Nowadays, we almost expect mainstream media outlets to offer absurd opinions based on anything and everything. But on Tuesday, the Washington Post Editorial Board offered its entry into the most ridiculous headline of the year when it suggested that, somehow, President Trump is “complicit” with Hurricane Florence, which made landfall in North Carolina earlier today.
The storm, which has weakened from a Category 3 hurricane down to a Category 1 as of Friday morning, is expected to dump torrential rain over North and South Carolina through Monday. The slow movement and especially heavy rain predicted with the storm have drawn comparisons to last year’s Hurricane Harvey, which flooded Houston and other parts of South Texas.
While the editorial writers at the Post gave the president some credit for the several warnings that he has issued about the storm on Twitter, the editorial goes on to suggest that he is somehow to blame for it as well.
“Yet when it comes to extreme weather, Mr. Trump is complicit,” The Post’s editorial board claimed. “He plays down human’s role in increasing the risks. It is hard to attribute any single weather event to climate change. But there is no reasonable doubt that humans are priming the Earth’s systems to produce disasters.”
The editorial went on to take Trump to task for playing down risks associated with so-called climate-change and his attempts “to dismantle efforts to address those risks.”
The editorial not only borders on insanity, it also tells some very specific falsehoods in order to make its point. For instance, the article claims, “If the Category 4 [it is now listed as a Category 1 storm] does, indeed, hit the Carolinas this week, it will be the strongest storm on record to land so far north.”
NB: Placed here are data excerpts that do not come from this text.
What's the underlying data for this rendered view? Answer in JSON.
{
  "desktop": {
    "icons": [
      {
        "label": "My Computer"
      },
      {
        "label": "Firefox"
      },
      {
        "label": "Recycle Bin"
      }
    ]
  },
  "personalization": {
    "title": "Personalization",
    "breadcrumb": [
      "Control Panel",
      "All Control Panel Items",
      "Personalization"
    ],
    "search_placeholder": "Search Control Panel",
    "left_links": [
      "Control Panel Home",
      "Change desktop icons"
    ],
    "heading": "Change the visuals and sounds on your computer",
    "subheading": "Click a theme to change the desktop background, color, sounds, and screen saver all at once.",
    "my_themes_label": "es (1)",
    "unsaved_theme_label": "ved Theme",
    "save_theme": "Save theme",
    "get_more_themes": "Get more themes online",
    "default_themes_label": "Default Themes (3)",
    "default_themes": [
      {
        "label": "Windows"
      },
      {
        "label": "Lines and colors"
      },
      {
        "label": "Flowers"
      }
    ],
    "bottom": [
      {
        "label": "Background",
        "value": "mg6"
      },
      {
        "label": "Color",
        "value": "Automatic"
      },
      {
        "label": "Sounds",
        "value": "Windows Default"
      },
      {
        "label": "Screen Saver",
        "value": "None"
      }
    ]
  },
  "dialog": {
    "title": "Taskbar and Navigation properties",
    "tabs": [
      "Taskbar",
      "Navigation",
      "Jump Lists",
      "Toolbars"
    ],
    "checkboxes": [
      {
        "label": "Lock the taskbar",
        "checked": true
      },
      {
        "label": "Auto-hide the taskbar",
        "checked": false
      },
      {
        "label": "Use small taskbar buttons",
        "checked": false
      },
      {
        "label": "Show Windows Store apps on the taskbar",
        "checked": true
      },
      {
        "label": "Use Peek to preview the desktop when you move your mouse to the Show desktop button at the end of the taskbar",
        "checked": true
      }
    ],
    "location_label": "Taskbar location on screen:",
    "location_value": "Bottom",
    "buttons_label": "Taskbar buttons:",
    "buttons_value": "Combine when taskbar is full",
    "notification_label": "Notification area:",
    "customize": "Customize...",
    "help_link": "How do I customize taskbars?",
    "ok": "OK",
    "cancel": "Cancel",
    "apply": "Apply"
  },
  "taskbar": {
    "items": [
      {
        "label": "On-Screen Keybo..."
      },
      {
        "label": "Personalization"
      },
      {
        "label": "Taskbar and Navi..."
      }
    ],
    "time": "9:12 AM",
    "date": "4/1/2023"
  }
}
Baloney. Had researchers at the Post been at all interested in facts instead of propaganda, they would have quickly uncovered the terribly destructive 1954 hurricane season, in which no less than three large hurricanes, Carol, Edna, and Category 4 storm Hazel, all struck further north than Florence did. In the case of Hazel, the storm blasted the entire East Coast from North Carolina up to Canada. In fact, Hazel remains Canada’s most deadly hurricane to date, having killed more than a hundred people.
Without offering any specific facts to back its assertion, the Post claims that “there is no reasonable doubt that humans are priming the Earth’s systems to produce disasters.” But “reasonable doubt” exists in a lot of places, not all of which are in the mind of climate-change “deniers.” Like the fact that the United States is only now beginning to emerge from the longest dearth of hurricane activity on record. If hurricanes are supposed to be so much larger and deadlier due to climate-change, why did the storms wait until 2017 to show that? Were they just waiting for Trump to be in office so he could be blamed? Did President Obama somehow hold the storms back?
The editorial went on to harangue Trump for a very minor issue: an announced rollback on burdensome federal regulations regarding the release of methane into the atmosphere. The regulations mainly affected the oil drilling and distribution business — an industry already awash in unnecessary bureaucratic red tape. The paper claimed that “the Trump Administration has now attacked all three pillars of President Barack Obama’s climate-change plan.”
Those pillars, as summarized by an Obama White House statement, were to “cut carbon pollution in America; prepare the United States for climate impacts; and lead international efforts to combat global climate change.” While President Trump has announced the coming U.S. withdrawal from the ridiculous Paris Climate Accord, it’s hard to see how he has attacked the other two “pillars.”
The Post concluded in dire tones, “The President has cemented the GOP’s legacy as one of reaction and reality denial. Sadly, few in his party appear to care.”
In the Post’s attempt to tie Hurricane Florence to President Trump, it shows its true colors. The newspaper will surely report on the destruction and flooding that Florence will certainly cause. But, sadly, it only cares for how the tragedy can be used politically against President Trump. A natural disaster — something we should truly come together on — is just another propaganda tool for a formerly respected newspaper. Clinton acolyte and current Chicago mayor Rahm Emanuel said it best: “You never let a serious crisis go to waste.” That is the legacy of the mainstream media today.